Pour Dolly, c’est pourtant ce que les chercheurs avaient fait. Ils avaient récolté l’ADN à partir de cellules adultes. Dans le cas des deux clones de macaques qui ont survécu, c’est plutôt de cellules fœtales que provenait le matériel génétique. « Les cellules fœtales ont plus de plasticité », rappelle le professeur.
Utilité douteuse
« Pour être franc, je ne pense pas qu’il y ait tant d’utilités, même en regardant la raison évoquée qu’ils allaient pouvoir l’utiliser pour étudier des médicaments », considère M.Robert. Il affirme que bien que le clonage offre l’avantage d’avoir moins de variabilité génétique pour pouvoir observer les effets de médications, le résultat ne représente pas la diversité de la population humaine.
De plus, selon lui, ce genre de clonage ne transfère pas les mitochondries. Ces minuscules organites possèdent leur propre ADN et flottent dans la soupe intercellulaire que forme le cytoplasme. « Cela veut dire que si on veut produire des clones, à moins de prendre des ovules d’une même donneuse, chaque clone va avoir des mitochondries différentes », soutient M. Robert.

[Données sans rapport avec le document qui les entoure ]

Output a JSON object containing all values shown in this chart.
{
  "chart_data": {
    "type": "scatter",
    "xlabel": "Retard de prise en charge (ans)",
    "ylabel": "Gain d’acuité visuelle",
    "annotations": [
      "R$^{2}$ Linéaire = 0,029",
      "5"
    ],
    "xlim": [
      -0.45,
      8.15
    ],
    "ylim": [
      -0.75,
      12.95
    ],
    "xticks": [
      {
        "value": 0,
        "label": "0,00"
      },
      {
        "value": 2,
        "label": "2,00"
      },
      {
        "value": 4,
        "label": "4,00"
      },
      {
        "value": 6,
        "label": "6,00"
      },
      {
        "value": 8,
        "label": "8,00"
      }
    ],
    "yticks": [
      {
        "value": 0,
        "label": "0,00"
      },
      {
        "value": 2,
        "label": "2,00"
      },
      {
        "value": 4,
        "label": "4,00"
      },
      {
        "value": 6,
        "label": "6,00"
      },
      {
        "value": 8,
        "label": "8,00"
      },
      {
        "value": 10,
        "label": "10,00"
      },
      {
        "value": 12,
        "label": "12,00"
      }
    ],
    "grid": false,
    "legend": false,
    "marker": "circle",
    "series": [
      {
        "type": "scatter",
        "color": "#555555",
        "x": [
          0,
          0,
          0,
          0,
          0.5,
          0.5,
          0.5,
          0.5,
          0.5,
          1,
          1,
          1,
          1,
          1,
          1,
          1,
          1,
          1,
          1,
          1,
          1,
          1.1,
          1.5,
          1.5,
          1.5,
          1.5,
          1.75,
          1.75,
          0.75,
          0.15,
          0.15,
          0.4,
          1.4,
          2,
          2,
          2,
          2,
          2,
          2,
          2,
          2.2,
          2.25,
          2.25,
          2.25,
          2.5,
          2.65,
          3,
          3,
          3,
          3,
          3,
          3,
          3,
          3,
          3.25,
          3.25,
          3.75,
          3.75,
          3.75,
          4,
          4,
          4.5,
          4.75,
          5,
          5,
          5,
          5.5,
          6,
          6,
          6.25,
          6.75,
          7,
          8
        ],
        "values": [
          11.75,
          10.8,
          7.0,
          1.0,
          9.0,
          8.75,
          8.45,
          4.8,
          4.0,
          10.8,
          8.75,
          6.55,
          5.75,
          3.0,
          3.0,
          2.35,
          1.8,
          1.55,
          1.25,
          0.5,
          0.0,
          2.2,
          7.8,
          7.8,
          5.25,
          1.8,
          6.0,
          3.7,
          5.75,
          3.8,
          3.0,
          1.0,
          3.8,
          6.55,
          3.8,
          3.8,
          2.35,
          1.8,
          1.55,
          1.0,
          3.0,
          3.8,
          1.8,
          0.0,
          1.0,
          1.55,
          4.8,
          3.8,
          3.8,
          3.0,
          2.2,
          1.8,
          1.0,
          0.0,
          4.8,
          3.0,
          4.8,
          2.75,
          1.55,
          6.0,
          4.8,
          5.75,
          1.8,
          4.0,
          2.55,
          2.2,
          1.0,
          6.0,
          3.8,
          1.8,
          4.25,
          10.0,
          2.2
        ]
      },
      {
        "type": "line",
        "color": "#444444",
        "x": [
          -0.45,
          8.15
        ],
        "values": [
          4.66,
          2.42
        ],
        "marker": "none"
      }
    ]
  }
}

Ces clones sont donc des copies génétiques du noyau de la cellule, mais pas des copies génétiques cytoplasmiques. Ceci contredit en quelque sorte l’argument mis de l’avant par les chercheurs chinois. Leur clonage ne permet pas nécessairement d’obtenir des individus indiscernables en tout point.
Clonage au naturel
M. Robert souligne aussi que les scientifiques sont déjà en mesure de faire des copies génétiques complètes plus facilement. Il y a la possibilité de séparer des embryons en laboratoire, de la même manière que deux jumeaux identiques se séparent sans intervention lors de la gestation. « C’est un clonage qu’on dit “naturel” », ajoute M. Robert.
Cette pratique de séparation se fait depuis plusieurs décennies. En 1999, elle a même été utilisée sur des singes rhésus. Le premier «clone» de primate, un singe appelé Tetra, date donc techniquement de presque 20 ans déjà.
Beaucoup d’incertitudes et de chance semblent entrer en jeu lors d’un clonage à la Dolly. « Quand on déprogramme, ça se fait un peu aléatoirement, on ne sait pas quelle région du génome a été déprogrammée, et si ça s’est fait à 100% ou à 90% », révèle le professeur.
Il indique qu’il y a des endroits dans le génome qui sont plus importants dans le développement embryonnaire. Comme c’est aléatoire, certains clones sont en parfaite santé alors que d’autres non. « C’est vraiment du cas par cas », insiste M. Robert.
« Avec le clonage, il y a plus de chances que ça ne marche pas, ce qui n’est pas le cas avec la séparation embryonnaire », lance-t-il. Si jamais la nécessité d’avoir des copies génétiques se présente, le professeur croit donc qu’il serait mieux de séparer des embryons que de faire des clones. En bref, c’est plus simple d’y aller d’une méthode de clonage plus «naturelle».
Le clonage a mené à beaucoup de questionnements éthiques qui ne sont pas encore tous résolus. Il semble toutefois que les considérations pratiques représentent encore un important obstacle qui devra être levé avant que la technique soit plus répandue et utilisée.